Em grandes discussões sobre o caso Satiagraha, onde um dos meios usados nas investigações são as escutas telefônicas, um dos recursos das investigações para incriminar e provar se há indícios de culpabilidade contra Daniel Dantas, Humberto Braz e Hugo Chicaroni, principais investigados pela PF, pois bem, se não bastasse, o Congresso Nacional, olha para o lado da nossa constituição, visando o art. 5 X CF, onde diz: “São invioláveis a intimidade, a vida privada, a honra e a imagem…”, sendo assim, o Congresso, visa tornar compatível as investigações, mais precisamente as escutas telefônicas com os direitos individuais e coletivos dos cidadãos brasileiros.

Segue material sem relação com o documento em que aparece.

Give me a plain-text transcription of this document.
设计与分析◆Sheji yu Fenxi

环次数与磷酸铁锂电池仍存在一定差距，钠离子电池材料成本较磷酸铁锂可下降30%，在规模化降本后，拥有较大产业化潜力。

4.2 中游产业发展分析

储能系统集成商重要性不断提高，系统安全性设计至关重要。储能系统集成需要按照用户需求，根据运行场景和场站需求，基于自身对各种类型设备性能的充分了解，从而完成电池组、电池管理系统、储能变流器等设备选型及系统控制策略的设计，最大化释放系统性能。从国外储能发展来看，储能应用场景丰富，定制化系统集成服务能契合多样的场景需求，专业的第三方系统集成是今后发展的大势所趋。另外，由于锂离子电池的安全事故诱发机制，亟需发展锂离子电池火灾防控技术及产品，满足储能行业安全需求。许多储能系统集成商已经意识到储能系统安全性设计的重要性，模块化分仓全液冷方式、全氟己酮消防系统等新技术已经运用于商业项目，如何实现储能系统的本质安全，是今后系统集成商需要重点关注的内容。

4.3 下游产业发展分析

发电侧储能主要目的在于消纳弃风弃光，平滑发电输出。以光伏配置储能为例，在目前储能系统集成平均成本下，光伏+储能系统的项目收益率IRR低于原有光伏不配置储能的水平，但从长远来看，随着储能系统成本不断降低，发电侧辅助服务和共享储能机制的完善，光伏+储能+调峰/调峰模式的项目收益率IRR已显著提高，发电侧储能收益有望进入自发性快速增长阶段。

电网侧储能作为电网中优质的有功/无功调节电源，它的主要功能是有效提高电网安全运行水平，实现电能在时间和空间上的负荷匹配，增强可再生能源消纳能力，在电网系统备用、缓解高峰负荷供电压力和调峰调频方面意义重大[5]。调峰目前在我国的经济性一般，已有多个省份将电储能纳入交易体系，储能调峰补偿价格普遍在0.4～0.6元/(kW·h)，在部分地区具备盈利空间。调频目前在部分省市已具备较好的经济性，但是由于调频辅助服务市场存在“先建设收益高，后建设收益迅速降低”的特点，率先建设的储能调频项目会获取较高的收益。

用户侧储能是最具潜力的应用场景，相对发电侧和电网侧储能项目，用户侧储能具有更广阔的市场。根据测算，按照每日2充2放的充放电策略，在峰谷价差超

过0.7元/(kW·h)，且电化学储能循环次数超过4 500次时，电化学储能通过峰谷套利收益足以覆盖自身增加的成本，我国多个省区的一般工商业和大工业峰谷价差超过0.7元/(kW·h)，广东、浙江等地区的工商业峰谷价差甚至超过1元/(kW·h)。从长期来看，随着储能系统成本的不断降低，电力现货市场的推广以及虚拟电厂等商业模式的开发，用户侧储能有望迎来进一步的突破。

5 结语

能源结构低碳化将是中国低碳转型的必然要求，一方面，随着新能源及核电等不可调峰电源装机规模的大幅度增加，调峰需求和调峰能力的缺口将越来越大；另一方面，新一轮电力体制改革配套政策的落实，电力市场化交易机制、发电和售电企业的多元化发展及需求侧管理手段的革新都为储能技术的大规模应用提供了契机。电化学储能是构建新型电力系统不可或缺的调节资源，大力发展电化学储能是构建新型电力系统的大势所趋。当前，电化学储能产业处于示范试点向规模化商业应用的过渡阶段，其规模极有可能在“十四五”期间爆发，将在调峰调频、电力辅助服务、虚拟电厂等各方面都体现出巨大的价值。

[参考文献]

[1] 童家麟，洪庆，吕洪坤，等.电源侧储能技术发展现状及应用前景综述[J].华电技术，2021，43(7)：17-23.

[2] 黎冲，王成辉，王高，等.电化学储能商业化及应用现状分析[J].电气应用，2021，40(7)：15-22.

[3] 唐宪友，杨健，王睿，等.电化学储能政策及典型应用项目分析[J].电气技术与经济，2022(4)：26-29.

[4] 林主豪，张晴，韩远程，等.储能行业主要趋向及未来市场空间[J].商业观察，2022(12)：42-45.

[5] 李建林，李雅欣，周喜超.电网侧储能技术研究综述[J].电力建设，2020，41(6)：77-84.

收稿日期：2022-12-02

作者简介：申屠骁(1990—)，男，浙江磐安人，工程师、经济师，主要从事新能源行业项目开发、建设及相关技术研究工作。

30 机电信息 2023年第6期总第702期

Ora, que fique bem claro, toda lei tem suas brechas, toda lei garante e incrimina, será que somente agora eles foram se dar conta de que estariam violando a intimidade do cidadão??? Ou será que as investigações estão tão aprofundadas de que eles mesmos também podem estar temendo que possam ser os próximos a serem investigados com as escutas????? Estariam eles desinteressados pois afinal, como seria possível tramar, caluniar, desviar, roubar, destruir seu “inimigo” sem ter a SEGURANÇA DO SIGILO??? Para que FACILITAR se eu posso DIFICULTAR???

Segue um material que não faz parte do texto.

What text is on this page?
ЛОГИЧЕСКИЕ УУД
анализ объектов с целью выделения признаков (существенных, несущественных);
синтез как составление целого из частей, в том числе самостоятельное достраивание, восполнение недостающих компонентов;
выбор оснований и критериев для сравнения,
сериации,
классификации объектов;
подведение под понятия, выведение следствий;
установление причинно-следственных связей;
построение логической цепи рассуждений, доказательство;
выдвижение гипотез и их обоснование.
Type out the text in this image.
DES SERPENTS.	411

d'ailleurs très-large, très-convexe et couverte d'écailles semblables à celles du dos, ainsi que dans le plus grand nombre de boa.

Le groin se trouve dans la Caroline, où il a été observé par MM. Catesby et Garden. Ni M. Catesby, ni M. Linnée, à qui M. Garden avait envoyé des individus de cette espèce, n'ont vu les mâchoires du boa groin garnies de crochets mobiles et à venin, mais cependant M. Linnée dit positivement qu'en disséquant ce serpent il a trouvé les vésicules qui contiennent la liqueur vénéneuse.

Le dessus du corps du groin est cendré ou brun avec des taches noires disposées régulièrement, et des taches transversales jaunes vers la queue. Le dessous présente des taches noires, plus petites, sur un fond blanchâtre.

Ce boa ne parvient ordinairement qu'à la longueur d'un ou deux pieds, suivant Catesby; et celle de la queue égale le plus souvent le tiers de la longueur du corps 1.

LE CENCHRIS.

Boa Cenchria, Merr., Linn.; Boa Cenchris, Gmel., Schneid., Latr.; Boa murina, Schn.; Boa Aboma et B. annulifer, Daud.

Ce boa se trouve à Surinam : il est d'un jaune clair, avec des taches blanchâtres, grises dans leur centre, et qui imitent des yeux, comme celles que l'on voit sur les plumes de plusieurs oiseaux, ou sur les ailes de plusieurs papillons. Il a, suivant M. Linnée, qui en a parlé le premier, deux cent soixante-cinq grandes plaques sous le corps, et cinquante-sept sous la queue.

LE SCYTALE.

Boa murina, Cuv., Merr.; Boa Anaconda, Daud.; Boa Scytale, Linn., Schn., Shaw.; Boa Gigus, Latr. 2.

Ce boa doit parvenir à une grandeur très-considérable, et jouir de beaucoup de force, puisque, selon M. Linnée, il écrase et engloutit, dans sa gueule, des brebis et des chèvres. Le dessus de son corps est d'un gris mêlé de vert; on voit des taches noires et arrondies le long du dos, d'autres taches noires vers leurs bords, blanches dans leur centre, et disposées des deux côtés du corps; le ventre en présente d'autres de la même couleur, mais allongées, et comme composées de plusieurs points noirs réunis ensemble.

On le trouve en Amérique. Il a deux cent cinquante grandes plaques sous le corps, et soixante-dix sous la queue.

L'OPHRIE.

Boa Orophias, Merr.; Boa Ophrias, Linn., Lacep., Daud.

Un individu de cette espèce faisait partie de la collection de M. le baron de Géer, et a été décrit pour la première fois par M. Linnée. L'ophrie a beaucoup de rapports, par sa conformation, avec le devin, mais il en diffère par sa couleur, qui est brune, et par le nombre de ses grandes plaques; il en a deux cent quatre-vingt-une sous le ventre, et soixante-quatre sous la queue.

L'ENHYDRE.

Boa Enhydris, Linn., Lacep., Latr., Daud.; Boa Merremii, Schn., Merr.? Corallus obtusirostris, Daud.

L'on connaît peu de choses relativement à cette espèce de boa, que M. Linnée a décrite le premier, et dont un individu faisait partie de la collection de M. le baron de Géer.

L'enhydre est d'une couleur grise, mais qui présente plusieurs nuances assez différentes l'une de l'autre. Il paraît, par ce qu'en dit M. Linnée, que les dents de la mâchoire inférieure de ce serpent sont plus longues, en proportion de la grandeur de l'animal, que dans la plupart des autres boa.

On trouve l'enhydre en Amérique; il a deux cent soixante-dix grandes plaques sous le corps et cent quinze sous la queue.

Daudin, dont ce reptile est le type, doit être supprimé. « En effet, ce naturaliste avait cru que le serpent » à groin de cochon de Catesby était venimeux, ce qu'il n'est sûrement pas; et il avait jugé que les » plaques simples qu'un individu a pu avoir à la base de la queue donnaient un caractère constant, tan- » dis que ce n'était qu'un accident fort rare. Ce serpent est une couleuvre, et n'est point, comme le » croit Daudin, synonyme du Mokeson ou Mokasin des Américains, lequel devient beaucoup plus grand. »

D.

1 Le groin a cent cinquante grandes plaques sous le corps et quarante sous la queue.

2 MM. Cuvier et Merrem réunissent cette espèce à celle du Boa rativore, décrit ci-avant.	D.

Caro brasileiro, não ouvimos qualquer cidadão honesto reclamar que teve sua vida devassada por escutas judicialmente autorizada, nós não nos preocupemos em ser ou não escutados, pois sabemos que somos dignos e nada temos a temer, pois enquanto os notórios ladrões refinados tratam a sua locupletação, por que a eles são garantidos os Direitos? E os nossos Direitos de cidadão honesto que estamos cansados de “pagar a festa”, onde esta???
QUE HOUÇAM TODAS AS CONVERSAS SUSPEITAS, DEVASSEM A VIDA DESSES HOMENS DESONESTOS, ESTES LADROES REFINADOS!A SOCIEDADE AGRADECE!!!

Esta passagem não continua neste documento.